Ambassador Michael Collins complained to Sen. Carl M. Levin, Michigan Democrat, and Sen. John McCain, Arizona Republican, about a Senate staff report that claims Ireland gave special tax treatment to favored U.S. corporations, including Apple Inc.
“The tax rates attributed to Ireland are wrong and misleading,” Mr. Collins said in a letter.
He noted that the Organization for Economic Cooperation and Development has adopted criteria that a nation must meet to be considered a shelter for tax cheats.
Tax havens generally are characterized by a lack of a tax system or a nominal one.
They also hide information about foreign investors and refuse to cooperate with the OECD.
“None of these criteria applies to Ireland,” Mr. Collins said.
Mr. Levin, chairman of the Senate Homeland Security and Government Affairs subcommittee on investigations, and Mr. McCain, the panel’s senior Republican, dismissed Mr. Collins’ complaint.
They insisted that Apple CEO Tim Cook admitted at a subcommittee hearing that his company got special treatment from Ireland and paid about 2 percent in corporate taxes, even though Ireland has one of the world’s lowest rates, at 12.5 percent.
The U.S. has the highest rate, at 35 percent, and applies the tax to overseas earnings as well as domestic profits.

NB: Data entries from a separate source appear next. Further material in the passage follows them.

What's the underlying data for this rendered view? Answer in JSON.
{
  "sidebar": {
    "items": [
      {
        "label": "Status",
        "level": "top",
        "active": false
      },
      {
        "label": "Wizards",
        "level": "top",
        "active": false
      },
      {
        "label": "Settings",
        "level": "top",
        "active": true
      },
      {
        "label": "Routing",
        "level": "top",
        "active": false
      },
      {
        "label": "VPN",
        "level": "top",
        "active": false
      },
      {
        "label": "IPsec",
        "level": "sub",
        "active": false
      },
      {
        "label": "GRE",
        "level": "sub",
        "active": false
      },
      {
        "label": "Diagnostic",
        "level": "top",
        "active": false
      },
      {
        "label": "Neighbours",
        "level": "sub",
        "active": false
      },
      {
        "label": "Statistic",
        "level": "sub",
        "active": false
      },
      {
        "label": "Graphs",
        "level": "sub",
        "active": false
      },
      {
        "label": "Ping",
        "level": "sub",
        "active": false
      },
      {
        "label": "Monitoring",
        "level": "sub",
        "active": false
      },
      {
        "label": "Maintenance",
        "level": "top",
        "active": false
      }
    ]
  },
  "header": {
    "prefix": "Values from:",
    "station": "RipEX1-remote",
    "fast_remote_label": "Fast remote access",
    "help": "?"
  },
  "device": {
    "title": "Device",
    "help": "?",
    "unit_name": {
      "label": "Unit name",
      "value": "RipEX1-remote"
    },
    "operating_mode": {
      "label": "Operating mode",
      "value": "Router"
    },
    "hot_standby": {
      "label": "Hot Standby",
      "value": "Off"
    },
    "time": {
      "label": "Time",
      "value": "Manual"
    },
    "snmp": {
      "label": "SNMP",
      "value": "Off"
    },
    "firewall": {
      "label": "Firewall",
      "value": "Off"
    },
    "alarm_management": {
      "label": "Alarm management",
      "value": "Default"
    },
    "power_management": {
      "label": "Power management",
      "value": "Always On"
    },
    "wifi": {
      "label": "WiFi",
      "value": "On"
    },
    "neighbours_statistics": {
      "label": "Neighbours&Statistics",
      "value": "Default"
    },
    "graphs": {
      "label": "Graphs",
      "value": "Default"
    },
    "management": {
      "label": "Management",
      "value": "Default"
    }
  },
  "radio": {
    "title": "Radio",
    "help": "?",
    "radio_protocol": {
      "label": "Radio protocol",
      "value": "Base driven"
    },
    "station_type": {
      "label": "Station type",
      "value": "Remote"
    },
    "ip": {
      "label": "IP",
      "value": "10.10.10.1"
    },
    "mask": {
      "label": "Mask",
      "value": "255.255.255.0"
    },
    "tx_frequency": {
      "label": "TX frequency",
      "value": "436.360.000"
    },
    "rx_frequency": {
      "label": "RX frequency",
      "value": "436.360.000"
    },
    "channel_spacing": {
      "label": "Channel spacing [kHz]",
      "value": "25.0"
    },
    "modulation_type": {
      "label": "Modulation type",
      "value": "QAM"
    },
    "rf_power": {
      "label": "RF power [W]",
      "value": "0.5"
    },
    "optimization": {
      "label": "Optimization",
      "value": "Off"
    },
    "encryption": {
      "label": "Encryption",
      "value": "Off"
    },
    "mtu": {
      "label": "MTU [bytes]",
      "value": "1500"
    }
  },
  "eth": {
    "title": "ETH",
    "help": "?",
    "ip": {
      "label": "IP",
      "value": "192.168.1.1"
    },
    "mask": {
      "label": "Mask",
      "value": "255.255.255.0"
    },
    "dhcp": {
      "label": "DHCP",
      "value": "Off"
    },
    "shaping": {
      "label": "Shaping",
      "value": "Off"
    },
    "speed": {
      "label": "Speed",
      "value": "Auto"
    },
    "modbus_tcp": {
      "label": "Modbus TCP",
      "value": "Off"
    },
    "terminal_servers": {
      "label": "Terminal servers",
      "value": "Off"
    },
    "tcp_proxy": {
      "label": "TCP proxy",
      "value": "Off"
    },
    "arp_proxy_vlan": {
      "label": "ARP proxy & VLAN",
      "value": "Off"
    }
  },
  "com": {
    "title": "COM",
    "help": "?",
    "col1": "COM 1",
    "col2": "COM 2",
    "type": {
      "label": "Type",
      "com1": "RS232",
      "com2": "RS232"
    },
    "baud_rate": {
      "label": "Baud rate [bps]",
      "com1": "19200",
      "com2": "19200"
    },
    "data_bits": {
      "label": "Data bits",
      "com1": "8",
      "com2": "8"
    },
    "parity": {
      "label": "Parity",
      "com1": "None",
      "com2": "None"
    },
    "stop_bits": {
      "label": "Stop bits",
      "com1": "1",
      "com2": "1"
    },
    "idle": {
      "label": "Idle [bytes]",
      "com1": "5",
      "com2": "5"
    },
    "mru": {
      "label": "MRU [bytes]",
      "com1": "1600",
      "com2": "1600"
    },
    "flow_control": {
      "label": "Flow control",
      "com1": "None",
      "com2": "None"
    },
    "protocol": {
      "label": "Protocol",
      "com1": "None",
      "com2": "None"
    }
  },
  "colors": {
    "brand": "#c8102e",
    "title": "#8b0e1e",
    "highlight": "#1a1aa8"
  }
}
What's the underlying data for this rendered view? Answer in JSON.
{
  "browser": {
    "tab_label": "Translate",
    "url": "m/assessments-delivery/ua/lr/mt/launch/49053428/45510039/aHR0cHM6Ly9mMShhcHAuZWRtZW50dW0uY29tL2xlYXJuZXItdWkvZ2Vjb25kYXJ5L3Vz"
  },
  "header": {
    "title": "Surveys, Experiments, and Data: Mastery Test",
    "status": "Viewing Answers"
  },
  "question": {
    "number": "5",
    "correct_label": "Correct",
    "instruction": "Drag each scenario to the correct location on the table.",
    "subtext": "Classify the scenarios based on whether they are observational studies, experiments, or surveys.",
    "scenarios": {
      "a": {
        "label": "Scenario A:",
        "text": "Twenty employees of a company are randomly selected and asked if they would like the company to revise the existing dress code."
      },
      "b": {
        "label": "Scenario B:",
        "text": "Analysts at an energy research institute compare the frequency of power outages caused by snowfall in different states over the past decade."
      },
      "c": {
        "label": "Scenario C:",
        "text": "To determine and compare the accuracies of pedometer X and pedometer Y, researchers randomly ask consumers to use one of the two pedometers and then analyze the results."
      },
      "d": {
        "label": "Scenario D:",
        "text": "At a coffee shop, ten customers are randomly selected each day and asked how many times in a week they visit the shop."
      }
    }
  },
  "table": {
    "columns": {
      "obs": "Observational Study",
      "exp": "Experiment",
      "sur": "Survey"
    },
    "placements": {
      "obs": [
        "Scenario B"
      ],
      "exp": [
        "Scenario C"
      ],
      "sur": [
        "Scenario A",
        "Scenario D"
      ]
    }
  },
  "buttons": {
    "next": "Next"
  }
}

“Most reasonable people would agree that negotiating special tax arrangements that allow companies to pay little or no income tax meets a common-sense definition of a tax haven,” Mr. Levin and Mr. McCain said in a statement.
In his letter, Mr. Collins disputed the committee’s findings: “Ireland’s tax system is set out in statue so there is no possibility of individual special tax rates being negotiated for companies.”